Abstract :
[en] Programming has become central in the development of human activities while not
being immune to defaults, or bugs. Developers have developed specific methods and
sequences of tests that they implement to prevent these bugs from being deployed in
releases. Nonetheless, not all cases can be thought through beforehand, and automation
presents limits the community attempts to overcome. As a consequence, not all bugs
can be caught.
These defaults are causing particular concerns in case bugs can be exploited to
breach the program’s security policy. They are then called vulnerabilities and provide
specific actors with undesired access to the resources a program manages. It damages
the trust in the program and in its developers, and may eventually impact the adoption
of the program. Hence, to attribute a specific attention to vulnerabilities appears as a
natural outcome. In this regard, this PhD work targets the following three challenges:
(1) The research community references those vulnerabilities, categorises them, reports
and ranks their impact. As a result, analysts can learn from past vulnerabilities in
specific programs and figure out new ideas to counter them. Nonetheless, the resulting
quality of the lessons and the usefulness of ensuing solutions depend on the quality and
the consistency of the information provided in the reports.
(2) New methods to detect vulnerabilities can emerge among the teachings this
monitoring provides. With responsible reporting, these detection methods can provide
hardening of the programs we rely on. Additionally, in a context of computer perfor-
mance gain, machine learning algorithms are increasingly adopted, providing engaging
promises.
(3) If some of these promises can be fulfilled, not all are not reachable today.
Therefore a complementary strategy needs to be adopted while vulnerabilities evade
detection up to public releases. Instead of preventing their introduction, programs can
be hardened to scale down their exploitability. Increasing the complexity to exploit
or lowering the impact below specific thresholds makes the presence of vulnerabilities
an affordable risk for the feature provided. The history of programming development
encloses the experimentation and the adoption of so-called defence mechanisms. Their
goals and performances can be diverse, but their implementation in worldwide adopted
programs and systems (such as the Android Open Source Project) acknowledges their
pivotal position.
To face these challenges, we provide the following contributions:
• We provide a manual categorisation of the vulnerabilities of the worldwide adopted
Android Open Source Project up to June 2020. Clarifying to adopt a vulnera-
bility analysis provides consistency in the resulting data set. It facilitates the
explainability of the analyses and sets up for the updatability of the resulting
set of vulnerabilities. Based on this analysis, we study the evolution of AOSP’s
vulnerabilities. We explore the different temporal evolutions of the vulnerabilities affecting the system for their severity, the type of vulnerability, and we provide a
focus on memory corruption-related vulnerabilities.

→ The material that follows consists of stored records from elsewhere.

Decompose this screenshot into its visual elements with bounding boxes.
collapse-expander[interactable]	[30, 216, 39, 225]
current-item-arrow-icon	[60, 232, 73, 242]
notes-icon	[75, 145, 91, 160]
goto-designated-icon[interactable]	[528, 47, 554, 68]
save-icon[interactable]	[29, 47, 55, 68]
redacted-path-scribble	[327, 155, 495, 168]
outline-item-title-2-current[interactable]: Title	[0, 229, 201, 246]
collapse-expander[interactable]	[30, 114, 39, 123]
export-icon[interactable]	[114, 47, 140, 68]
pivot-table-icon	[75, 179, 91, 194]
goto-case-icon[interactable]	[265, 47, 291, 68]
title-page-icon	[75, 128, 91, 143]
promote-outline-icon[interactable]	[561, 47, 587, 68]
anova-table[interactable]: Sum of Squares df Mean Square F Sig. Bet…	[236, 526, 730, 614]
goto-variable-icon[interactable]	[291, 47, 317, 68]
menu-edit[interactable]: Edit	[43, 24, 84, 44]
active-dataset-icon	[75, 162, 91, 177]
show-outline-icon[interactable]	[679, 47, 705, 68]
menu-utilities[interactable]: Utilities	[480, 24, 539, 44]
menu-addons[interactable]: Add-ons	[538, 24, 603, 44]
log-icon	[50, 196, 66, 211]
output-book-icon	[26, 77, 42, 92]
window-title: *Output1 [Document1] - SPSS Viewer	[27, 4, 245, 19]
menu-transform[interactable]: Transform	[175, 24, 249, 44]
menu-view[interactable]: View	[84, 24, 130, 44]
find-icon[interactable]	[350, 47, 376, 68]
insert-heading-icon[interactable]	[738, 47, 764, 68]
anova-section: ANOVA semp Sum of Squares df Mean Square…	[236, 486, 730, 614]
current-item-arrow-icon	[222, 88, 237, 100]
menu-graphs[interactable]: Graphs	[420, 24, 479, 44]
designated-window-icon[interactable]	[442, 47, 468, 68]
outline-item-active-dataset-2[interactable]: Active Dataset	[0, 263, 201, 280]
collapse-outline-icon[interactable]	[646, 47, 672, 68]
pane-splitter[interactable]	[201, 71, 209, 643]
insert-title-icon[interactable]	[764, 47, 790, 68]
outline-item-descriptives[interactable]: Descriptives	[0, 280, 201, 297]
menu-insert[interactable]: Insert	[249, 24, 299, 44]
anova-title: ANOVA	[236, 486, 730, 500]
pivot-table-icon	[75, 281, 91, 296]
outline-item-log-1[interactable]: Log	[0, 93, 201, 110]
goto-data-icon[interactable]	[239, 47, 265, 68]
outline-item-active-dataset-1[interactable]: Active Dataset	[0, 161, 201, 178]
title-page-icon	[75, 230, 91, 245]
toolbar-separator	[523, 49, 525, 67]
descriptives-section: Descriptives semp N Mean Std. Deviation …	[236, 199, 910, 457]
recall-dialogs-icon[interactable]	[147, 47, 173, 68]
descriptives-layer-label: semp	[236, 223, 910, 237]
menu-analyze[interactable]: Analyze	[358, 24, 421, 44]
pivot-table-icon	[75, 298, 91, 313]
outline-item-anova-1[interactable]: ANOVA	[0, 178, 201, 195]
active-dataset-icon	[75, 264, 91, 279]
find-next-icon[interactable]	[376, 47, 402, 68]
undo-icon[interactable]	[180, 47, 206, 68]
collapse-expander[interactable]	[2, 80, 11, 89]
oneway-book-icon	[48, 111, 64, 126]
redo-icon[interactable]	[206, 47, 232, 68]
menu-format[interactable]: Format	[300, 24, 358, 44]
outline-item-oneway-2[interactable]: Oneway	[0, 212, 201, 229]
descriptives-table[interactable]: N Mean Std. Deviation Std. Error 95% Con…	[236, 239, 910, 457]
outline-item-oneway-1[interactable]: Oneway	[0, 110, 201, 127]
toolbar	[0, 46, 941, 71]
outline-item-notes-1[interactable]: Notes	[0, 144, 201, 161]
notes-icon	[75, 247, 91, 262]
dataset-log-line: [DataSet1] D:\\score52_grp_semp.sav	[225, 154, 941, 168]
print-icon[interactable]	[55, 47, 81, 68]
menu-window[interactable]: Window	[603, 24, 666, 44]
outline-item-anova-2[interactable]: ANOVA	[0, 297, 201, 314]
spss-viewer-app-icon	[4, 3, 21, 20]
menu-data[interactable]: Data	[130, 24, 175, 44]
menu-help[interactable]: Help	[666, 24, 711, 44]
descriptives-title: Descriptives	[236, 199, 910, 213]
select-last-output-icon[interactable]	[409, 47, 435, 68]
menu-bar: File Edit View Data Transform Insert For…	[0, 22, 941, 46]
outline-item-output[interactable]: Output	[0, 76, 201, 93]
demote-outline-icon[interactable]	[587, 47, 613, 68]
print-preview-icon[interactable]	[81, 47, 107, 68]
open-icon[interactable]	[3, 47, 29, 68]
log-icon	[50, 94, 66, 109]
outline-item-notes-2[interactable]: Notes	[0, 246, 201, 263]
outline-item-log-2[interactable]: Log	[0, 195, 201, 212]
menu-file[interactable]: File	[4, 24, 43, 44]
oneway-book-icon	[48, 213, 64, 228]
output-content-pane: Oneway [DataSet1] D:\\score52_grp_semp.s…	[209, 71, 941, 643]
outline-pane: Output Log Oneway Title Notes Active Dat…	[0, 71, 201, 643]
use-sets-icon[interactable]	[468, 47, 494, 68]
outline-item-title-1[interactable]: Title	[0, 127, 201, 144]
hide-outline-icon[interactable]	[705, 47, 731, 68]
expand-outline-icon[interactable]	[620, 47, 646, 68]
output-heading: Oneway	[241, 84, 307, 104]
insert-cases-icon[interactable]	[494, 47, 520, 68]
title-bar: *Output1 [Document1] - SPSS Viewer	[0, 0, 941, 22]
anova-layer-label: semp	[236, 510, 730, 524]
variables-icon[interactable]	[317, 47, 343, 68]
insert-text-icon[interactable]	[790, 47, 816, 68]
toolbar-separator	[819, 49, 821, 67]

• We undertake the replication of a machine-learning based detection algorithms
that, besides being part of the state-of-the-art and referenced to by ensuing works,
was not available. Named VCCFinder, this algorithm implements a Support-
Vector Machine and bases its training on Vulnerability-Contributing Commits
and related patches for C and C++ code. Not in capacity to achieve analogous
performances to the original article, we explore parameters and algorithms, and
attempt to overcome the challenge provided by the over-population of unlabeled
entries in the data set. We provide the community with our code and results as a
replicable baseline for further improvement.
• We eventually list the defence mechanisms that the Android Open Source Project
incrementally implements, and we discuss how it sometimes answers comments
the community addressed to the project’s developers. We further verify the extent
to which specific memory corruption defence mechanisms were implemented in the
binaries of different versions of Android (from API-level 10 to 28). We eventually
confront the evolution of memory corruption-related vulnerabilities with the
implementation timeline of related defence mechanisms.